Dabei ist Lahmacun ein wunderbares Strassenessen: Ein dünner Teig wird mit einer Paste aus Faschiertem (Rind oder Lamm) und Zwiebeln, Tomaten und diversen Gewürzen (Zimt, Koriander, Kreuzkümmel ...) bestrichen und im Holzofen knusprig gebacken. Dann wird es mit Zitrone beträufelt, mit Kräutern (Petersil, Koriander...), Zwiebeln und/oder Sauergemüse belegt und vor dem Essen wie ein Dürüm eingerollt.

Wenn es gut ist, kann es fantastisch sein: ofenheiß und knusprig mit zarter Rauchnote, würzig wie der Duft des Basars, erfrischend sauer und belebend krautig – ganz erstaunlich viel für eine so unscheinbare Flade.

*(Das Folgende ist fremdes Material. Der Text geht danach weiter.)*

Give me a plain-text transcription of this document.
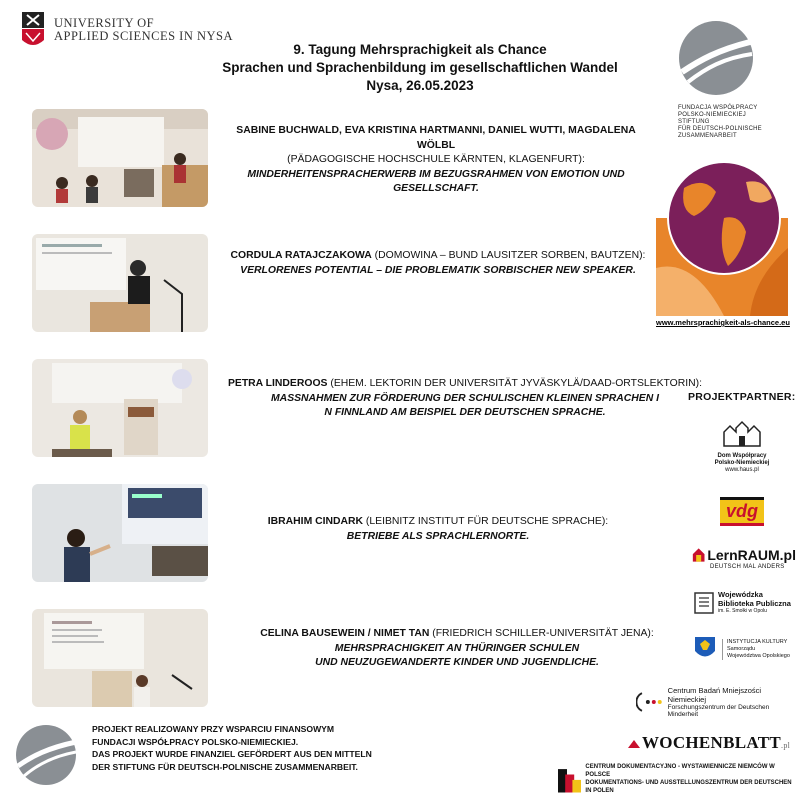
UNIVERSITY OF
APPLIED SCIENCES IN NYSA
9. Tagung Mehrsprachigkeit als Chance
Sprachen und Sprachenbildung im gesellschaftlichen Wandel
Nysa, 26.05.2023
FUNDACJA WSPÓŁPRACY
POLSKO-NIEMIECKIEJ
STIFTUNG
FÜR DEUTSCH-POLNISCHE
ZUSAMMENARBEIT
SABINE BUCHWALD, EVA KRISTINA HARTMANNI, DANIEL WUTTI, MAGDALENA WÖLBL
(PÄDAGOGISCHE HOCHSCHULE KÄRNTEN, KLAGENFURT):
MINDERHEITENSPRACHERWERB IM BEZUGSRAHMEN VON EMOTION UND GESELLSCHAFT.
CORDULA RATAJCZAKOWA (DOMOWINA – BUND LAUSITZER SORBEN, BAUTZEN):
VERLORENES POTENTIAL – DIE PROBLEMATIK SORBISCHER NEW SPEAKER.
PETRA LINDEROOS (EHEM. LEKTORIN DER UNIVERSITÄT JYVÄSKYLÄ/DAAD-ORTSLEKTORIN):
MASSNAHMEN ZUR FÖRDERUNG DER SCHULISCHEN KLEINEN SPRACHEN I
N FINNLAND AM BEISPIEL DER DEUTSCHEN SPRACHE.
IBRAHIM CINDARK (LEIBNITZ INSTITUT FÜR DEUTSCHE SPRACHE):
BETRIEBE ALS SPRACHLERNORTE.
CELINA BAUSEWEIN / NIMET TAN (FRIEDRICH SCHILLER-UNIVERSITÄT JENA):
MEHRSPRACHIGKEIT AN THÜRINGER SCHULEN
UND NEUZUGEWANDERTE KINDER UND JUGENDLICHE.
www.mehrsprachigkeit-als-chance.eu
PROJEKTPARTNER:
Dom Współpracy
Polsko-Niemieckiej
www.haus.pl
vdg
LernRAUM.pl
DEUTSCH MAL ANDERS
Wojewódzka
Biblioteka Publiczna
im. E. Smołki w Opolu
INSTYTUCJA KULTURY
Samorządu
Województwa Opolskiego
Centrum Badań Mniejszości Niemieckiej
Forschungszentrum der Deutschen Minderheit
WOCHENBLATT.pl
CENTRUM DOKUMENTACYJNO - WYSTAWIENNICZE NIEMCÓW W POLSCE
DOKUMENTATIONS- UND AUSSTELLUNGSZENTRUM DER DEUTSCHEN IN POLEN
PROJEKT REALIZOWANY PRZY WSPARCIU FINANSOWYM
FUNDACJI WSPÓŁPRACY POLSKO-NIEMIECKIEJ.
DAS PROJEKT WURDE FINANZIEL GEFÖRDERT AUS DEN MITTELN
DER STIFTUNG FÜR DEUTSCH-POLNISCHE ZUSAMMENARBEIT.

Zusammen mit einem Glas Ayran gibt ein Lahmacun (oder zwei) ein famoses Frühstück, Mittagessen oder bloß einen Nachmittagssnack ab.

Foto: Tobias Müller

Ich habe Lahmacun zunächst im Kent in Wien kennengelernt, wo eine meiner Meinung nach sehr passable Version serviert wird. Frisch verliebt habe ich mich dann nach Istanbul auf Pilgerreise begeben und schließlich, zurück in Wien, meine Sehnsucht meist im Ala auf der äußeren Mariahilfer Straße gestillt. (Eine Wiener Lahmacun-Tour, ähnlich wie der Cevapi-Crawl, ist seither ein unerfüllter Traum. Falls wer mein Guide sein mag, bitte melden!)

Das Wort kommt vom arabischen laḥm bi-ʿajīn, was schlicht so viel wie "Teig mit Fleisch" bedeutet. Das Gericht soll ziemlich alt sein – manche Quellen sprechen von 4.000 Jahren. Gesichert ist jedenfalls, dass der jüdische Weise Hillel der Ältere knappe 200 Jahre vor Christus bereits Flachbrot mit Lamm und bitteren Kräutern aß.

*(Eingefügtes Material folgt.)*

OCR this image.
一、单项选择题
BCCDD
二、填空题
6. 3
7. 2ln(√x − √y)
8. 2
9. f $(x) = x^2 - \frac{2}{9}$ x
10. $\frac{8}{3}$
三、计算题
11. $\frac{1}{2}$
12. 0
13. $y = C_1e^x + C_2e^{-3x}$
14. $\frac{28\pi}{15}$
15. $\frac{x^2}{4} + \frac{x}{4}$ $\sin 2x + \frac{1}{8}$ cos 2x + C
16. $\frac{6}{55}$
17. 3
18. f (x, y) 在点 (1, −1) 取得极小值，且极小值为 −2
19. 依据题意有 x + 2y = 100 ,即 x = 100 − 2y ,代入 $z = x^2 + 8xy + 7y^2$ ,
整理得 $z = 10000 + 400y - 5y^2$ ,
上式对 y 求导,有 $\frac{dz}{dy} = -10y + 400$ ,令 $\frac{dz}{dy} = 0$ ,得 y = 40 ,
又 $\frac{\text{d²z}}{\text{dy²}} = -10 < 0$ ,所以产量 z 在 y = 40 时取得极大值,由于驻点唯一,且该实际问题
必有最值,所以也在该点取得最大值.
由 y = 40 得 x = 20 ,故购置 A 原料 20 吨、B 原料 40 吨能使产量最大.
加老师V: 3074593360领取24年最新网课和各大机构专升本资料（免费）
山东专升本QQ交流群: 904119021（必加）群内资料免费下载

Erst im 20. Jahrhundert dürfte es sich, vom Südosten kommend, in der heutigen Türkei ausgebreitet haben. Mittlerweile ist es dort aber so allgegenwärtig und populär, dass es als eine Art Nationalgericht gilt, und als solches für nationalistische Verstimmungen sorgen kann.

Hier in Neapel ist es leider völlig unmöglich, an Lahmacun zu kommen. Als mich vor ein paar Wochen die Sehnsucht gepackt hat, habe ich mich daher selbst ans Werk gemacht – mit sehr zufriedenstellenden Ergebnissen.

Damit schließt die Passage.